Hay una mordaz ironía implícita en el hecho de que un cineasta, Leonard Fife (Richard Gere), célebre por sus documentales, es decir, por registrar, reflejar, una realidad, que además denuncia (la guerra, el abuso de niños por parte de eclesiásticos, la brutal caza de focas...) no sepa con certeza si sus recuerdos son ciertos o no, esto es, si son reales o no. ¿Cuál es la materia, la consistencia, de esas imágenes, de esos relatos, que comparte? Hay también una mordaz ironía implícita en el hecho de que quien sabe que ya carece de futuro, pues su cáncer ha minado su cuerpo, y es poco tiempo de vida el que le queda, piense que sólo le queda un pasado que es más bien un territorio de ficción. Su misma esposa durante treinta años, Emma (Uma Thurman), señala que no se pueden fiar de lo que diga en esa entrevista que ha accedido a realizar para unos antiguos alumnos suyos, Malcom (Michael Imperioli) y Diana (Victoria Hill), aunque poco parece importarles la veracidad de lo que diga sino el impacto que puede causar las palabras de un moribundo (no dudan en colocar una cámara miniaturizada en su dormitorio). ¿Qué imagen importa?¿Importa lo real o importa el impacto que puede causar una imagen? O desde otro ángulo ¿es la realidad una suma de ficciones que desentrañar?
La narración de Oh, Canada (2024), adaptación de Los abandonados, de Russell Banks, a quien Schrader ya había adaptado en la excelente Aflicción (1997), combina y alterna tiempos, formatos y distintas visualizaciones, sea en blanco y negro o en color, acorde a la fractura de la mente de quien ya no discierne si lo que evoca, relata, es real o es un reflejo de su mente desquiciada. Incluso, en algunas de las circunstancias evocadas de su pasado, como cuando tenía veintidós años, encarnado por Jacob Elordi, será el Leonard ya anciano el que intervenga en esas acciones con quien era su esposa entonces, Alicia (Kristen Froseth). En el presente, el formato es el cuadrado, mientras que en el pasado es el panorámico, pero el pasado a veces es representado en color (un color que se siente como color) y en otras en blanco y negro. La expresión lumínica en el presente casi carece de luz, priman las penumbras. El del pasado es más resplandeciente, pero es una luz engañosa, porque no se sabe qué es cierto de lo que relata. Hay cierta secuencia que se repite, con uno y otro, sentado en una cafetería, mirando hacia afuera, hacia un resplandor. ¿El resplandor de qué?
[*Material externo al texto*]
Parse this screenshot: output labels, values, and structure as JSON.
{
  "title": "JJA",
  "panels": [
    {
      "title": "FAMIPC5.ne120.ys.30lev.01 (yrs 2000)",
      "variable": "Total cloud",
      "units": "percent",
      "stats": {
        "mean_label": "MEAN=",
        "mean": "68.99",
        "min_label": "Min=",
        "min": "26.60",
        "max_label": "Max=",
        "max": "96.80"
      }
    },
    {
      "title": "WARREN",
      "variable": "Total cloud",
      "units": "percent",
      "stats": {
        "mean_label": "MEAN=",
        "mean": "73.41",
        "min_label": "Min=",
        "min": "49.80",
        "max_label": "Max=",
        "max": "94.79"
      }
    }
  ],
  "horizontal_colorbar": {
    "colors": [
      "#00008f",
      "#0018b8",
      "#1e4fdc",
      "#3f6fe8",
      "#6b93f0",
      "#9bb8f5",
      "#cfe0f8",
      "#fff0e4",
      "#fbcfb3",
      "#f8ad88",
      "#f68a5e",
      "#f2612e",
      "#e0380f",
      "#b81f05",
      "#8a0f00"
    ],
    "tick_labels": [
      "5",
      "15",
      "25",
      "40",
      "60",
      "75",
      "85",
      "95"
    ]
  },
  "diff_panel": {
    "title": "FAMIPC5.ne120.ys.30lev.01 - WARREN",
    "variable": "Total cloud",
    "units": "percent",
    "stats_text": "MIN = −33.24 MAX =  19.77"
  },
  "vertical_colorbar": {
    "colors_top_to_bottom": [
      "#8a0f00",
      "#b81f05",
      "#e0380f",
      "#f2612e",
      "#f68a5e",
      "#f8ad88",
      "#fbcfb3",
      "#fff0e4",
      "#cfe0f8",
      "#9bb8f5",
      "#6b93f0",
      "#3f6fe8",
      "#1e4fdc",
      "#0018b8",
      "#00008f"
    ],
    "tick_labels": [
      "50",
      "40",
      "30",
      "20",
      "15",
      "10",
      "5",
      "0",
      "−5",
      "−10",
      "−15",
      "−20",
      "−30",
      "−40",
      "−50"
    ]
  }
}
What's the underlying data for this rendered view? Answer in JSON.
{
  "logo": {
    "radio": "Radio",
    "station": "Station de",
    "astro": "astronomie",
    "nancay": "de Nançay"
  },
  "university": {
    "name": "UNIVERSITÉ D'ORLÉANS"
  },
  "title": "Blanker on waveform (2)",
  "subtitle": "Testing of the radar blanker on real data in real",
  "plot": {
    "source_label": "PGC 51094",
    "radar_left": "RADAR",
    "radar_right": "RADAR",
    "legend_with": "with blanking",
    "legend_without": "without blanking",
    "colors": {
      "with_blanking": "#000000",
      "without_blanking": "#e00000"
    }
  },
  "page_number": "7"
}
Leonard considera que su vida comenzó un 30 de marzo de 1968, porque fue cuando el padre de su esposa le propuso otra dirección de vida, ser el máximo responsable de su empresa. Una dirección distinta a la que él tenía pensada, como profesor. Una dirección de vida, que su esposa, embarazada de un segundo hijo, también apoyaba porque apuntalaba su futuro sobre cimientos de certeza. Pero por alguna razón, decidió que su dirección fuera otra. Cuando entra en el aeropuerto, supuestamente para volver en unos días y responder a la propuesta de su suegro, la voz narradora indica que no volvió a ver a su hijo en treinta años. Y entonces tampoco quiso volver a verle, como quien niega otra vida, otra vida que no fue, o quizá la vergüenza por evocar qué hizo, qué consecuencias tuvo su decisión de optar por otra dirección de vida, esa que implicaba tomar la dirección de Canada en vez de la de Massachusets para retornar al hogar. ¿Por qué? En cierta secuencia del presente, los cortes de montaje evidencian la inestabilidad de quien ya no sabe qué evoca, qué fundamento tiene lo que en su mente surge. En otra, en su pasado, la planificación se fragmenta cuando la realidad evidencia a Leonard, con sus veintidós años, que no hay cimientos de certeza por mucho que así lo parezca. Oh, Canada interroga sobre la posibilidad de una realidad que se pueda ajustar a lo que se quisiera ser, aunque deje cadáveres de ilusiones ajenas detrás. Oh, Canada es un relato fúnebre. Un relato sobre los añicos de una vida.